Não podemos permitir que a gangue que nos levou ao desastre atual trave uma guerra dessas. A coisa certa a fazer é formar um governo de emergência nacional, e é importante incluir representantes de todas as correntes da sociedade israelense.

Além disso, o viciado em TikTok Itamar Ben-Gvir não deve mais estar no comando de nossa segurança nacional, Bezalel Smotrich, que tentou apagar Huwara, não deve decidir o destino de milhões de pessoas em Gaza e, depois de todos os seus fracassos, Netanyahu não deve refazer decisões históricas sobre o futuro do Estado e do Oriente Médio.

Para consolidar a cidadania diante dos enormes desafios que temos pela frente, Netanyahu deve assumir imediatamente a responsabilidade por seu terrível fracasso, abrir espaço para pessoas mais talentosas, capazes e éticas, pessoas de valores e princípios.
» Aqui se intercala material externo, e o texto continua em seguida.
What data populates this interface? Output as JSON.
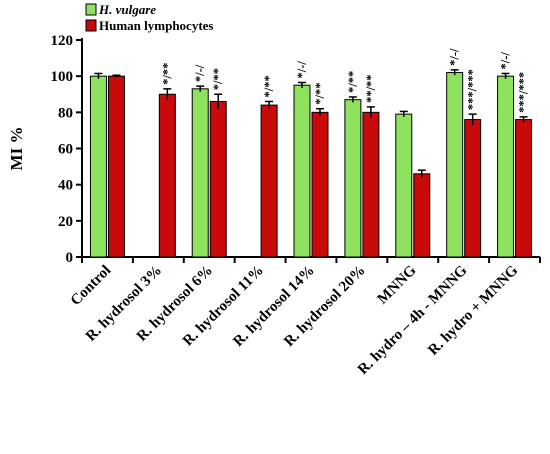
{
  "chart_data": {
    "type": "bar",
    "ylabel": "MI %",
    "xlabel": "",
    "ylim": [
      0,
      120
    ],
    "yticks": [
      "0",
      "20",
      "40",
      "60",
      "80",
      "100",
      "120"
    ],
    "categories": [
      "Control",
      "R. hydrosol 3%",
      "R. hydrosol 6%",
      "R. hydrosol 11%",
      "R. hydrosol 14%",
      "R. hydrosol 20%",
      "MNNG",
      "R. hydro – 4h - MNNG",
      "R. hydro + MNNG"
    ],
    "legend_position": "top-left",
    "series": [
      {
        "name": "H. vulgare",
        "color": "#8ee25e",
        "values": [
          100,
          null,
          93,
          null,
          95,
          87,
          79,
          102,
          100
        ],
        "errors": [
          1.5,
          null,
          1.5,
          null,
          1.5,
          1.5,
          1.5,
          1.5,
          1.5
        ],
        "annotations": [
          "",
          "",
          "*/-/",
          "",
          "*/-/",
          "*/**",
          "",
          "*/-/",
          "*/-/"
        ]
      },
      {
        "name": "Human lymphocytes",
        "color": "#c90a0a",
        "values": [
          100,
          90,
          86,
          84,
          80,
          80,
          46,
          76,
          76
        ],
        "errors": [
          0.5,
          3,
          4,
          2,
          2,
          3,
          2,
          3,
          1.5
        ],
        "annotations": [
          "",
          "*/**",
          "*/**",
          "*/**",
          "*/**",
          "**/**",
          "",
          "***/***",
          "***/***"
        ]
      }
    ]
  }
}
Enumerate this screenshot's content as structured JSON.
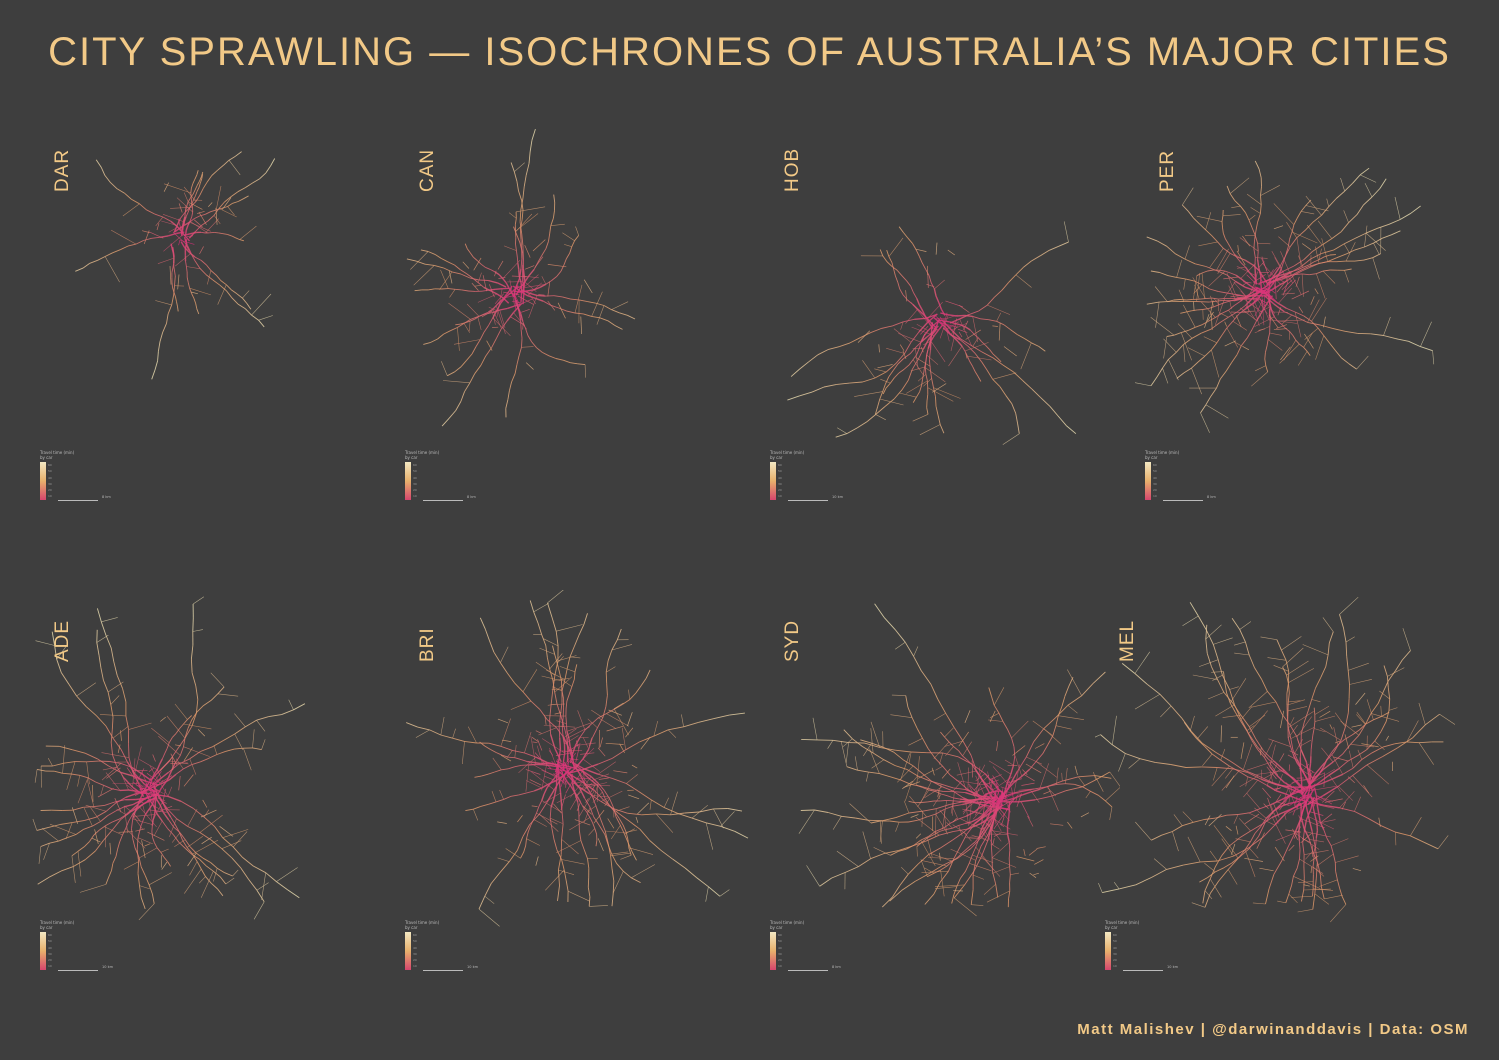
{
  "title": "CITY SPRAWLING — ISOCHRONES OF AUSTRALIA’S MAJOR CITIES",
  "credit": "Matt Malishev | @darwinanddavis | Data: OSM",
  "colors": {
    "background": "#3e3e3e",
    "title": "#f2c987",
    "near": "#d9307a",
    "mid": "#e09a6a",
    "far": "#e8dcb0"
  },
  "legend": {
    "title": "Travel time (min) by car",
    "ticks": [
      "60",
      "50",
      "40",
      "30",
      "20",
      "10"
    ]
  },
  "cities": [
    {
      "code": "DAR",
      "scale": "8 km",
      "sprawl": 0.35,
      "density": 0.25
    },
    {
      "code": "CAN",
      "scale": "8 km",
      "sprawl": 0.55,
      "density": 0.45
    },
    {
      "code": "HOB",
      "scale": "10 km",
      "sprawl": 0.6,
      "density": 0.4
    },
    {
      "code": "PER",
      "scale": "8 km",
      "sprawl": 0.55,
      "density": 0.8
    },
    {
      "code": "ADE",
      "scale": "10 km",
      "sprawl": 0.65,
      "density": 0.75
    },
    {
      "code": "BRI",
      "scale": "10 km",
      "sprawl": 0.75,
      "density": 0.8
    },
    {
      "code": "SYD",
      "scale": "8 km",
      "sprawl": 0.85,
      "density": 0.95
    },
    {
      "code": "MEL",
      "scale": "10 km",
      "sprawl": 0.9,
      "density": 1.0
    }
  ]
}
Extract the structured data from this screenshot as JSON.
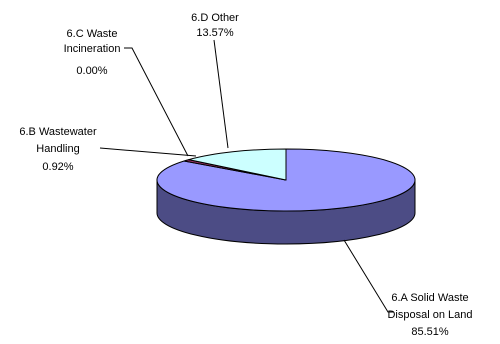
{
  "chart_data": {
    "type": "pie",
    "style": "3d",
    "title": "",
    "slices": [
      {
        "label_lines": [
          "6.A Solid Waste",
          "Disposal on Land"
        ],
        "value_text": "85.51%",
        "value": 85.51,
        "color": "#9999ff",
        "side_color": "#4c4c85"
      },
      {
        "label_lines": [
          "6.B Wastewater",
          "Handling"
        ],
        "value_text": "0.92%",
        "value": 0.92,
        "color": "#993366",
        "side_color": "#4d1a33"
      },
      {
        "label_lines": [
          "6.C Waste",
          "Incineration"
        ],
        "value_text": "0.00%",
        "value": 0.0,
        "color": "#ffffcc",
        "side_color": "#808066"
      },
      {
        "label_lines": [
          "6.D Other"
        ],
        "value_text": "13.57%",
        "value": 13.57,
        "color": "#ccffff",
        "side_color": "#668080"
      }
    ],
    "legend": "none"
  }
}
É possível e necessário mudar de liderança mesmo em tempos de guerra.

 Em 1940, na hora mais difícil da Grã-Bretanha, Neville Chamberlain deu lugar a Winston Churchill. Netanyahu tem uma última chance de fazer a coisa certa e entrar para os livros de História não apenas como o responsável por um desastre nacional, mas também como alguém que no último minuto escolheu o bem do país em detrimento do seu.